Efavirenz and ritonavir-boosted lopinavir use exhibited elevated markers of atherosclerosis across age groups in people living with HIV in Ethiopia.

BACKGROUND: HIV patients on highly-active antiretroviral therapy (HAART) have shown elevated incidence of dyslipidemia, lipodystrophy, and markers of cardiovascular disease. Evidence is beginning to emerge that implicates efavirenz (EFV) as a potential mediator of early on-set cardiovascular disease.
METHODS: Pediatric and adult HIV-infected HAART-naïve, EFV-treated, nevirapine (NVP)-treated, and ritonavir-boosted lopinavir (LPV/r)-treated subjects were recruited from Black Lion Hospital in Addis Ababa, Ethiopia. Pulse wave velocity (PWV), carotid intima-media thickness (cIMT), carotid arterial stiffness, brachial artery flow-mediated dilation (FMD), body mass index, waist-to-hip circumference ratio, and skinfold thickness were measured. CD4+ cell count, fasting glucose, lipoprotein profiles and triglycerides were also determined. Results were segmented into pediatric (6-17 years of age), young adults (25-39 years old) and older adults (40-60 years old).

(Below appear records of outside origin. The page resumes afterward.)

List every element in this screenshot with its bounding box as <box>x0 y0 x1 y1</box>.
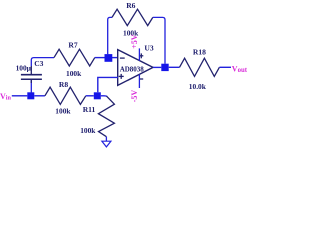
svg-text:R8: R8 <box>59 80 68 89</box>
svg-text:U3: U3 <box>144 44 153 53</box>
resistor R6 <box>112 9 153 25</box>
resistor R7 <box>54 49 95 66</box>
node N2 junction <box>94 92 101 99</box>
wire R11 to ground <box>105 137 107 141</box>
svg-text:R7: R7 <box>68 40 77 49</box>
wire Vin to node N1 <box>12 95 27 97</box>
op-amp minus input sign <box>120 57 125 59</box>
wire R6 right to output node N4 <box>153 17 165 63</box>
resistor R11 <box>98 96 114 137</box>
capacitor C3 <box>21 66 42 83</box>
wire node N1 to R8 <box>34 95 45 97</box>
svg-text:Vin: Vin <box>0 92 12 102</box>
svg-text:AD8038: AD8038 <box>120 66 145 74</box>
wire node N3 to op-amp minus input <box>112 57 118 59</box>
wire op-amp top power pin <box>138 48 140 60</box>
svg-text:100µ: 100µ <box>16 64 32 73</box>
svg-text:C3: C3 <box>34 59 43 68</box>
node N4 output junction <box>161 64 168 71</box>
wire capacitor top corner to R7 <box>31 58 54 66</box>
wire op-amp bottom power pin <box>138 75 140 89</box>
svg-text:+5V: +5V <box>130 34 139 49</box>
resistor R18 <box>180 58 220 76</box>
wire node N2 to R11 top corner <box>101 95 107 98</box>
svg-text:R18: R18 <box>193 48 206 57</box>
op-amp plus power sign <box>139 55 143 57</box>
node N3 junction (minus input) <box>105 54 113 62</box>
wire node N4 to R18 <box>169 66 180 68</box>
svg-text:Vout: Vout <box>232 64 248 74</box>
wire node N3 up to R6 (feedback left leg) <box>108 17 112 54</box>
svg-text:-5V: -5V <box>130 90 139 103</box>
wire R18 to Vout <box>219 66 231 68</box>
svg-text:100k: 100k <box>80 126 96 135</box>
op-amp minus power sign <box>139 78 143 80</box>
resistor R8 <box>45 87 86 104</box>
wire node N1 up to capacitor <box>30 80 32 93</box>
ground <box>102 141 111 147</box>
svg-text:10.0k: 10.0k <box>189 82 207 91</box>
op-amp U3 triangle AD8038 <box>118 50 153 86</box>
wire op-amp output to node N4 <box>153 66 161 68</box>
wire node N2 up and to op-amp plus input <box>98 77 118 92</box>
wire R8 to node N2 <box>86 95 94 97</box>
wire R7 to node N3 <box>95 57 105 59</box>
node N1 junction <box>27 92 34 99</box>
svg-text:R6: R6 <box>126 1 135 10</box>
svg-text:100k: 100k <box>66 69 82 78</box>
op-amp plus input sign <box>119 75 124 77</box>
svg-text:R11: R11 <box>83 105 96 114</box>
svg-text:100k: 100k <box>55 107 71 116</box>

RESULTS: PWV was generally elevated in EFV- and LPV/r-treated subjects compared to NVP-treated subjects across age groups. cIMT was elevated in EFV- and LPV/r-treated compared to NVP-treated older adults and in EFV-treated compared to HAART-naïve older adults. FMD was impaired in EFV- and LPV/r-treated compared to HAART-naïve younger adults, in EFV-treated compared to NVP-treated young and older adults, and in LPV/r-treated compared to NVP-treated older adults. Differences in lipoprotein profiles and skinfold thickness with HAART regimen were observed in pediatric and young adults, but less so in older adults.
CONCLUSIONS: Whereas LPV/r and other protease inhibitors have long been recognized as mediators of HIV/HAART-associated atherosclerosis, this report supports the emerging evidence that EFV may also mediate cardiovascular disease in people living with HIV on HAART.